Yoshinori Ohsumi, le prix Nobel de médecine 2016
C’est pour ses travaux sur l’autophagie que le chercheur Yoshinori Ohsumi a reçu le prestigieux prix Nobel de médecine, faisant oublier la lourde polémique qui ébranle l’institution.
Le professeur Yoshinori Ohsumi, 71 ans, a été « un peu surpris » par l’annonce de sa récompense, comme l’a précisé le secrétaire du jury chargé de le prévenir par téléphone. Pourtant, le chercheur japonais avait obtenu le prix Gairdner en 2015, considéré comme une voie d’accès privilégiée menant au prix Nobel de médecine.

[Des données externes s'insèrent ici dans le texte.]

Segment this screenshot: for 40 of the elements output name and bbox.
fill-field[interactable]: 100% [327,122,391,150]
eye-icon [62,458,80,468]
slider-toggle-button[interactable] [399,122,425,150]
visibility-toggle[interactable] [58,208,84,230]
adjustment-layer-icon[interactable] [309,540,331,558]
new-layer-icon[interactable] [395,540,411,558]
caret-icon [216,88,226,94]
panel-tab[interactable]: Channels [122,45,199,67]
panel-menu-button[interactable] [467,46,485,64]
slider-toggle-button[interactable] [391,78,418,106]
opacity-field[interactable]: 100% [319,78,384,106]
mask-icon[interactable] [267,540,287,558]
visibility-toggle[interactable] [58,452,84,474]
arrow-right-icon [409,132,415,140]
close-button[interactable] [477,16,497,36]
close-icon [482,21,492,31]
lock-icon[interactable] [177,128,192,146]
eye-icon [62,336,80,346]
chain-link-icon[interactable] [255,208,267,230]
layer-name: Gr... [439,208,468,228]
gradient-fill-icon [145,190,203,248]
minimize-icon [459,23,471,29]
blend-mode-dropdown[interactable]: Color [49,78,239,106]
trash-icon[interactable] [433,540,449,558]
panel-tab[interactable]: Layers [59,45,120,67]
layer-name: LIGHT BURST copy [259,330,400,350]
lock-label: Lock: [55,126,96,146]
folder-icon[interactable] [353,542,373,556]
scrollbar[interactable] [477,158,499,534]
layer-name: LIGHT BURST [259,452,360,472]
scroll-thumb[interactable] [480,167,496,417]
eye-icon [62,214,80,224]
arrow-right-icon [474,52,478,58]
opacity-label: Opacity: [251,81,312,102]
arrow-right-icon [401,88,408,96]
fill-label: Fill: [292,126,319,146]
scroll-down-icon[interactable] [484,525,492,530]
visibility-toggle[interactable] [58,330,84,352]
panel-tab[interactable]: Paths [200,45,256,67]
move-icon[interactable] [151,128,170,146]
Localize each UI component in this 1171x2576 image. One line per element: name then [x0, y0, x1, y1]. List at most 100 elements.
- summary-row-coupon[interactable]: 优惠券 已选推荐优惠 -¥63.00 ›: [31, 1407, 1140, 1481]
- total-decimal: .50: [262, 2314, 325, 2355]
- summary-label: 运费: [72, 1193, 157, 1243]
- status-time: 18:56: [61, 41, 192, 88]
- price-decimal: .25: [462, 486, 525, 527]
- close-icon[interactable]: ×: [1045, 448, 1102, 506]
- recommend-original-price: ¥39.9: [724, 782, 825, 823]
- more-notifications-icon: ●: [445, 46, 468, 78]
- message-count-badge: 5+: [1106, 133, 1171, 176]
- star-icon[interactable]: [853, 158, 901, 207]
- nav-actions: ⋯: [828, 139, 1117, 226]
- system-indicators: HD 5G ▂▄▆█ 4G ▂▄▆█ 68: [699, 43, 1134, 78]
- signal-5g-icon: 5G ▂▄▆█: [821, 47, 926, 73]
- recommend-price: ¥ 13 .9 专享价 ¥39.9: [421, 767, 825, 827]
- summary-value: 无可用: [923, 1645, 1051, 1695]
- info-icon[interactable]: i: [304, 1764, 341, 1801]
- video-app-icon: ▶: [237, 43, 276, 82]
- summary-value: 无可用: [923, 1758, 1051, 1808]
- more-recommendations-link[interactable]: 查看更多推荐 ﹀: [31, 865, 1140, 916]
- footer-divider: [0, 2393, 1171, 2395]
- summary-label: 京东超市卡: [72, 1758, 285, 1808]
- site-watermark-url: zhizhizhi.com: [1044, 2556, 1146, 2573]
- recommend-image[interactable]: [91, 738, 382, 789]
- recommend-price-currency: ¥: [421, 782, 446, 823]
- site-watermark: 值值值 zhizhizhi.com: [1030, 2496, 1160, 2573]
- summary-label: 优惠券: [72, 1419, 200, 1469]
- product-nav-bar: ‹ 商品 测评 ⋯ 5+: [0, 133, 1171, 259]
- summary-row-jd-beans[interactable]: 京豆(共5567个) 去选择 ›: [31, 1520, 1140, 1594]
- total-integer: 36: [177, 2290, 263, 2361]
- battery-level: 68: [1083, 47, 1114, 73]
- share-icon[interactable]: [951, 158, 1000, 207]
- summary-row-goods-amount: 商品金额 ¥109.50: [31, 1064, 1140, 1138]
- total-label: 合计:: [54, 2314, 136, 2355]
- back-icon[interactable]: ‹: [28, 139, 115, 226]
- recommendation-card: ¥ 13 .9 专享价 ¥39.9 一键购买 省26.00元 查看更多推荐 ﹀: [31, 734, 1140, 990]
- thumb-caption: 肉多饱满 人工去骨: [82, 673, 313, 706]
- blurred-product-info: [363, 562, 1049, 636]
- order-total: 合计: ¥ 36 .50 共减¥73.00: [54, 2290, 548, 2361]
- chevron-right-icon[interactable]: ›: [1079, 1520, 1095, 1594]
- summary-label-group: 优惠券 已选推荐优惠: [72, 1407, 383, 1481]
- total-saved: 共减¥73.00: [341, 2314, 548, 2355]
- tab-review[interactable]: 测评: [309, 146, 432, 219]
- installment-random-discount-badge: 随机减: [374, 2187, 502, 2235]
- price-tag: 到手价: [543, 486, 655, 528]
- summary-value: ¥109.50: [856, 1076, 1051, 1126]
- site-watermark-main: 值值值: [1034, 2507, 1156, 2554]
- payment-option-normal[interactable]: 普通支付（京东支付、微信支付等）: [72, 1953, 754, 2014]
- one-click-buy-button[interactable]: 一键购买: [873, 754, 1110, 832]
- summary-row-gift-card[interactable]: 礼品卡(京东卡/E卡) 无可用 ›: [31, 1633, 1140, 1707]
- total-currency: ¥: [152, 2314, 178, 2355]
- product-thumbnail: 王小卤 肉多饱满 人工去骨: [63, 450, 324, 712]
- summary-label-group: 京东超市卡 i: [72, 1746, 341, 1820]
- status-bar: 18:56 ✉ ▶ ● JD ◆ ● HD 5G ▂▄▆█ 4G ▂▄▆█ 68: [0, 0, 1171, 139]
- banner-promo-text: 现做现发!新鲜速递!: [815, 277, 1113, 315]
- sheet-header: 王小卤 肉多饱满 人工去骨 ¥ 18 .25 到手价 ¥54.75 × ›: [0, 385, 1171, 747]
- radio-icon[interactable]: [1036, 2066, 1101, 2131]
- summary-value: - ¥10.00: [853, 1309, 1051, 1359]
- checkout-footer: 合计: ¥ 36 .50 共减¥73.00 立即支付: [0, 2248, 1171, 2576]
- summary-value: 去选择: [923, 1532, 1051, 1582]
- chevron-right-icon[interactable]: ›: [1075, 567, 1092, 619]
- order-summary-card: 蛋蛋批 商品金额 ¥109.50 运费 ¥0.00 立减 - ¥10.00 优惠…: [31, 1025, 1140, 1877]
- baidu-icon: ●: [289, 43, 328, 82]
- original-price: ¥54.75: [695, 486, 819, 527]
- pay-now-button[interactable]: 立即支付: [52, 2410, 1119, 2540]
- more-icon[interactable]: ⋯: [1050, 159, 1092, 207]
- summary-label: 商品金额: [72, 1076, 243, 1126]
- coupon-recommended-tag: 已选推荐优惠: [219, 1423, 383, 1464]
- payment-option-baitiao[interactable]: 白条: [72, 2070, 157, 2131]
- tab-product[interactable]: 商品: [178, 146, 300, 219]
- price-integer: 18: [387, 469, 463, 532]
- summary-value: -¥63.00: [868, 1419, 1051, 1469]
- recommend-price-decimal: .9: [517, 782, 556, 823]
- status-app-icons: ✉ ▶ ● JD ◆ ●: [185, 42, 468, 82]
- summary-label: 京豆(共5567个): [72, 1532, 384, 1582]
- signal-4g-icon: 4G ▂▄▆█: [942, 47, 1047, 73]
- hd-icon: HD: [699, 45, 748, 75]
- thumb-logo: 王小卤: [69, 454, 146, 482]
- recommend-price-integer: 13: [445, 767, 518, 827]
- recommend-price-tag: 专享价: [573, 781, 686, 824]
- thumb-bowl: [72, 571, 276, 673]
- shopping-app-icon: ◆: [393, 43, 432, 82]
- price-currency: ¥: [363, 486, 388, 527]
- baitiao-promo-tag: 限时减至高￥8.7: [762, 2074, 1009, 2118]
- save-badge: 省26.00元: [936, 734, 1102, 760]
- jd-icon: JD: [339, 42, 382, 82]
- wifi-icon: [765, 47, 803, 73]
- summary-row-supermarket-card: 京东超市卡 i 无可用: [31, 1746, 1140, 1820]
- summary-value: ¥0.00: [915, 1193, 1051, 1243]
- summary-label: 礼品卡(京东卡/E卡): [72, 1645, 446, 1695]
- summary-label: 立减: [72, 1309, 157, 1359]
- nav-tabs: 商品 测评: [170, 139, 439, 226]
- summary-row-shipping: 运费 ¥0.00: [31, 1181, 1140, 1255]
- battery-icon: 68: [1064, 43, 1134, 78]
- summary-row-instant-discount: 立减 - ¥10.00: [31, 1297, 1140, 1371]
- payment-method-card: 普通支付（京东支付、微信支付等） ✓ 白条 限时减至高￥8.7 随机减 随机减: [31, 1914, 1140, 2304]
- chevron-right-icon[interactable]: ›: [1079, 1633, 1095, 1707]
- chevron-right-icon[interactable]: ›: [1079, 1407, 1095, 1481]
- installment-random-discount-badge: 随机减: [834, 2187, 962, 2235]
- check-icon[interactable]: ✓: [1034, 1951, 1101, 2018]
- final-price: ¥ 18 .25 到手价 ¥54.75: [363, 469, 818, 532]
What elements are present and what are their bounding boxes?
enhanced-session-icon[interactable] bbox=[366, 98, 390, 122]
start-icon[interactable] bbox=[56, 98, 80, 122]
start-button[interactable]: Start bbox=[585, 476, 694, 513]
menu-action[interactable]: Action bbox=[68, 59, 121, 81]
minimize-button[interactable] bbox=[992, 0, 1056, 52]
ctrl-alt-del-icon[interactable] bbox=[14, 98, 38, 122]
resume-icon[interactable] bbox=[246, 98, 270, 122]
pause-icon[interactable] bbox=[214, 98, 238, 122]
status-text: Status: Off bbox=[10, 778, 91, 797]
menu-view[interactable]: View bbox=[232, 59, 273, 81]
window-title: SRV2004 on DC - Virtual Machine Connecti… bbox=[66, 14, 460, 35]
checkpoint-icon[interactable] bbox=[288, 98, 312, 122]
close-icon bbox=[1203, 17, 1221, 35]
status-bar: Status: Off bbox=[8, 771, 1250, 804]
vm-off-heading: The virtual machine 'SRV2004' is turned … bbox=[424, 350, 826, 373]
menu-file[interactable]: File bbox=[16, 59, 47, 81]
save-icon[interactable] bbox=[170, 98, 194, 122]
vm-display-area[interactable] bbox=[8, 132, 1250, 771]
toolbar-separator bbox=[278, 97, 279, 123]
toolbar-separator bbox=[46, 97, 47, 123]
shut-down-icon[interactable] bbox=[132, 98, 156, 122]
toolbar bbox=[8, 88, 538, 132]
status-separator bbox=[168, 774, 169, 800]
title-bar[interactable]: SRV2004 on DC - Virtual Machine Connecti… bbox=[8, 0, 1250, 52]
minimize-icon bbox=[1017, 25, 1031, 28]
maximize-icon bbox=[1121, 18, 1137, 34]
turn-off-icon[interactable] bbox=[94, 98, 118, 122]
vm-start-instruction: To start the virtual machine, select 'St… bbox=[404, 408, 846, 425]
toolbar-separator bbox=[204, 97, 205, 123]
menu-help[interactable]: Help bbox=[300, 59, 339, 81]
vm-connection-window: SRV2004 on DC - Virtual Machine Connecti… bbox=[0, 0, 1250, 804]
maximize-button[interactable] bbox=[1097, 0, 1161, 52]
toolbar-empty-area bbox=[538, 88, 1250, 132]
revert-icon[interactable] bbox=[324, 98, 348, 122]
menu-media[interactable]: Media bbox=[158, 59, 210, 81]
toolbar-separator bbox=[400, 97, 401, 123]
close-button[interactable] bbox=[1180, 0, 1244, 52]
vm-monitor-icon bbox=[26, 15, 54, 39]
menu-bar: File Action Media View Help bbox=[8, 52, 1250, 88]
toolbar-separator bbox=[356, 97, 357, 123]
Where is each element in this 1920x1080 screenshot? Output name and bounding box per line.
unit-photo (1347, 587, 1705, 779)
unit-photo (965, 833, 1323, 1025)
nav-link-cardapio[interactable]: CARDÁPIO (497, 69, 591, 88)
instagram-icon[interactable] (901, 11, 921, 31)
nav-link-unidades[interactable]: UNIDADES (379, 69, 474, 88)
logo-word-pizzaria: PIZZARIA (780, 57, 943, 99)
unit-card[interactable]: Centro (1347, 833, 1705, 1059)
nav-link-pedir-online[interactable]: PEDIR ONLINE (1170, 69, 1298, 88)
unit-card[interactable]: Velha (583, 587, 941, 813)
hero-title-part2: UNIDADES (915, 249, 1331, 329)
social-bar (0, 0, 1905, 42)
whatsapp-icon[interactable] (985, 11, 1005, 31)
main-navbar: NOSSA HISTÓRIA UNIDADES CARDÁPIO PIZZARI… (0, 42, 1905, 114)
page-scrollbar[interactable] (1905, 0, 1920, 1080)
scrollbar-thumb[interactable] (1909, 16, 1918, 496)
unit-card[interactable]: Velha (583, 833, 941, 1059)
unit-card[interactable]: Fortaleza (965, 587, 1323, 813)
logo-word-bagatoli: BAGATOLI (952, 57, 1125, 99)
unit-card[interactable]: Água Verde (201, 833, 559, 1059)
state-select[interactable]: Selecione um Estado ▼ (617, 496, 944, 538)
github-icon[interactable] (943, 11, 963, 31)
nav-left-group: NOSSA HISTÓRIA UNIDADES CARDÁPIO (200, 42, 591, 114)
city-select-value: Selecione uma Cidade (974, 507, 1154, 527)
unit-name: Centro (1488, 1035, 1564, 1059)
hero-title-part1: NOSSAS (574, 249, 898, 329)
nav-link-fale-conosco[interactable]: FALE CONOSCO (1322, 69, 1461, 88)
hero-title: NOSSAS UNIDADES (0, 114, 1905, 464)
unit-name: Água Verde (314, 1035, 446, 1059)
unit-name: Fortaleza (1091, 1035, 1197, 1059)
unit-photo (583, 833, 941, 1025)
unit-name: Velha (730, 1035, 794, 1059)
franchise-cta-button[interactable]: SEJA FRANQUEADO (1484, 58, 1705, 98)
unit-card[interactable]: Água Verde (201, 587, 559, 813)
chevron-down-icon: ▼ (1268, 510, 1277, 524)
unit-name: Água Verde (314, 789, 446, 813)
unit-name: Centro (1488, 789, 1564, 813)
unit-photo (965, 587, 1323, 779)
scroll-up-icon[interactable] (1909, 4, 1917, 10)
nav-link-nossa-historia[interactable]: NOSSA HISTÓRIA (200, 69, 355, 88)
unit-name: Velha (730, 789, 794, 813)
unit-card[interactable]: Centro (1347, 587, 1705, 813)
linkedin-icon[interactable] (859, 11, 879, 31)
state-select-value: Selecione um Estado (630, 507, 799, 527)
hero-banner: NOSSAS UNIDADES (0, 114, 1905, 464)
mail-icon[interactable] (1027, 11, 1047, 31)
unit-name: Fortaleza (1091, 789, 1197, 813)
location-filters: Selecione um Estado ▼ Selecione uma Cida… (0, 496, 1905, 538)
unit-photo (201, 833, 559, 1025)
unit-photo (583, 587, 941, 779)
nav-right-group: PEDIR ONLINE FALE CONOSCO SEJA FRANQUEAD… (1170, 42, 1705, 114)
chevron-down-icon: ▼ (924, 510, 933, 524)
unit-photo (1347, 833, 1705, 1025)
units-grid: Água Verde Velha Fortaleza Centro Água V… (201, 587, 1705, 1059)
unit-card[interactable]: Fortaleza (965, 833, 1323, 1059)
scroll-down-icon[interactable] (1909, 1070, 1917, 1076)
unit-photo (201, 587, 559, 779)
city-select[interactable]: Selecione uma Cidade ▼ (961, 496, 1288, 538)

Des cellules qui font face aux agressions
Aujourd’hui professeur à l’institut de Technologie de Tokyo, le scientifique a, durant toute sa carrière, étudié le mécanisme d’adaptation des cellules. Plus particulièrement leur réaction lorsque leur environnement est modifié par des phénomènes tels que la faim ou une infection. Dans ce cas, une cellule peut « digérer » ses propres composants : c’est ce que l’on qualifie d’autophagie, mot dérivé du grec signifiant « se manger soi-même ». Les constituants non essentiels à la cellule servent alors à produire les éléments en carence permettant à l’organisme de s’adapter à des situations telles que la faim. Cette adaptation peut même aller, lors d’une infection grave ou d’un cancer, à l’autodestruction de la cellule, afin de limiter la propagation de la maladie.
Une autophagie porteuse d’espoirs
C’est en analysant des cellules de levure que le professeur Ohsumi a débuté ses travaux sur l’autophagie en 1988. Ce processus d’autorégulation des cellules, découvert en 1960 par Christian de Duve, était jusqu’alors singulièrement méconnu. En isolant les gènes responsables de cette « mutation » de la cellule, Yoshinori Ohsumi a permis l’étude du phénomène sur des cellules animales, puis humaines. La parution de ses résultats en 1992 a été saluée tant par les médecins que par les scientifiques qui sont nombreux à s’intéresser au sujet. Pas moins de 4500 publications ayant pour thème l’autophagie ont depuis vu le jour. La meilleure connaissance de ce principe de « recyclage » mis en œuvre par les cellules laisse espérer de grandes avancées dans les traitements du cancer, des maladies neuro-dégénératives, des virus ainsi que des infections.
le prix Nobel de médecine: une institution dans la tourmente
L’annonce du prix Nobel de médecine, attribué lundi 3 octobre, intervient au cœur d’un scandale touchant le vénérable institut Karolinska, chargé de décerner tous les ans le prix Nobel de médecine. A l’origine de la polémique, le chirurgien Paolo Macchiarini qui avait fait sensation, en 2008, pour avoir mené à bien une greffe de trachée-artère. L’opération complexe fut renouvelée par la suite sur deux autres patients. Devant de tels succès, le médecin s’est vu offrir un poste au sein de l’institut Karolinska en 2010. Mais trois ans plus tard, le scandale éclate : deux des patients sont décédés et le troisième ne s’est jamais rétabli de sa greffe. Le chirurgien aurait manqué aux règles de prudence les plus élémentaires imposées par sa profession se passant même de tests sur des animaux. Deux membres prestigieux de l’institut Karolinska auraient tenté d’étouffer l’affaire et sont soupçonnés d’avoir enterré un rapport compromettant. Un tel contexte n’a heureusement pas empêché la désignation du lauréat de 2016.
Un prix prestigieux pour Yoshinori Ohsumi
Cette polémique n’interfère en aucun cas sur l’importance des travaux de Yoshinori Ohsumi, sixième Japonais à recevoir le prestigieux prix Nobel de médecine depuis sa création en 1901. Le professeur, qui étudie la biologie moléculaire depuis 1963, recevra en plus de sa médaille la somme de huit millions de couronnes suédoises soit environ 834.000 euros. Son diplôme lui sera remis par le roi de Suède en personne lors d’une cérémonie qui se tiendra le 10 décembre. Il succède à la chinoise Tu Youyou récompensée pour avoir mis au point un nouveau traitement contre le paludisme, ainsi qu’à l’équipe formée par William C. Campbell et Satoshi Ōmura qui se sont penchés sur les infections causées par les vers parasites nématodes.